I think I understand how OAuth 2.0 works in the context of a mobile app or website - neither is my case.
I have a C++ command line application that I want to give access to one of the Google Services (Google Fusion Tables) but I think this question applies to any of the Google Services, or heck, perhaps also any command line app that has to deal with OAuth2.
I have the username. I have the password (the user typed it). I need to get a token so I can make the calls through Curl. What is the easiest way to accomplish this?
After going through the documentation, it seems that the least painful OAuth2 flow will be the "Installed Application" one.
What I am thinking is that my command line tool will make requests for public tables without needing a token (but it seems we still need to be sending an AppID from Google which I can get from the Google APIs dashboard).
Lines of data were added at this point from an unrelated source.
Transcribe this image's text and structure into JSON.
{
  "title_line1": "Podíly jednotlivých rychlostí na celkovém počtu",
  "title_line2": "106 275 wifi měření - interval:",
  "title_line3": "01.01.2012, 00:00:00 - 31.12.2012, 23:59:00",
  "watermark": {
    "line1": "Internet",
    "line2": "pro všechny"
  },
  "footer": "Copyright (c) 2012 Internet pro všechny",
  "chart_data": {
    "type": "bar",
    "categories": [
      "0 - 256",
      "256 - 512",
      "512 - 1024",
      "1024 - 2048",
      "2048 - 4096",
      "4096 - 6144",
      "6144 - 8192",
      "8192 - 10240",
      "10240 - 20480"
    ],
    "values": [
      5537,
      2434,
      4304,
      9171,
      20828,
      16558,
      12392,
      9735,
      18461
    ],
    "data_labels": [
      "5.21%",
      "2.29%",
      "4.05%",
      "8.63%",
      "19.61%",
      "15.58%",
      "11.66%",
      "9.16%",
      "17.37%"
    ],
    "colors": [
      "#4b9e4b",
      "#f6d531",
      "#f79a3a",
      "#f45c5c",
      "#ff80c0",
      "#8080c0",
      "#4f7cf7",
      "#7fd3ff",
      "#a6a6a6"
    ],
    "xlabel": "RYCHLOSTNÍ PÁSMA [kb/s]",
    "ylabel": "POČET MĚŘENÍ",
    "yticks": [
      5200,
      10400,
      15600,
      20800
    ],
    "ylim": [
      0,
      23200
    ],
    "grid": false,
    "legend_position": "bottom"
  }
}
Whenever my command line tool will need to use a private resource, that user would be required to supply a Google supplied authorization code (which my command line tool can then use to get a usable token). If the user has not supplied the authorization code in the command line, my tool would just print a link that the user can paste to the URL to generate the authorization code. The link would look like this:
Once the user accepts, she would have to paste that authorization code to the terminal so it can be used by the command line tool. The command line tool would use the authorization code to ask Google for a token and then, finally, I can then use the Google token to make the API calls.
A few things are still unclear to me. Does the authorization code change? If so, it seems I would need to save the token and refresh tokens somewhere so I can reuse the refresh token every time the token expires.
Is it just me, or does this whole thing seems like crazy talk just so that I can use a Google API from the command line?
I would normally use the ClientLogin flow, but everything seems to point out that it will be deprecated soon.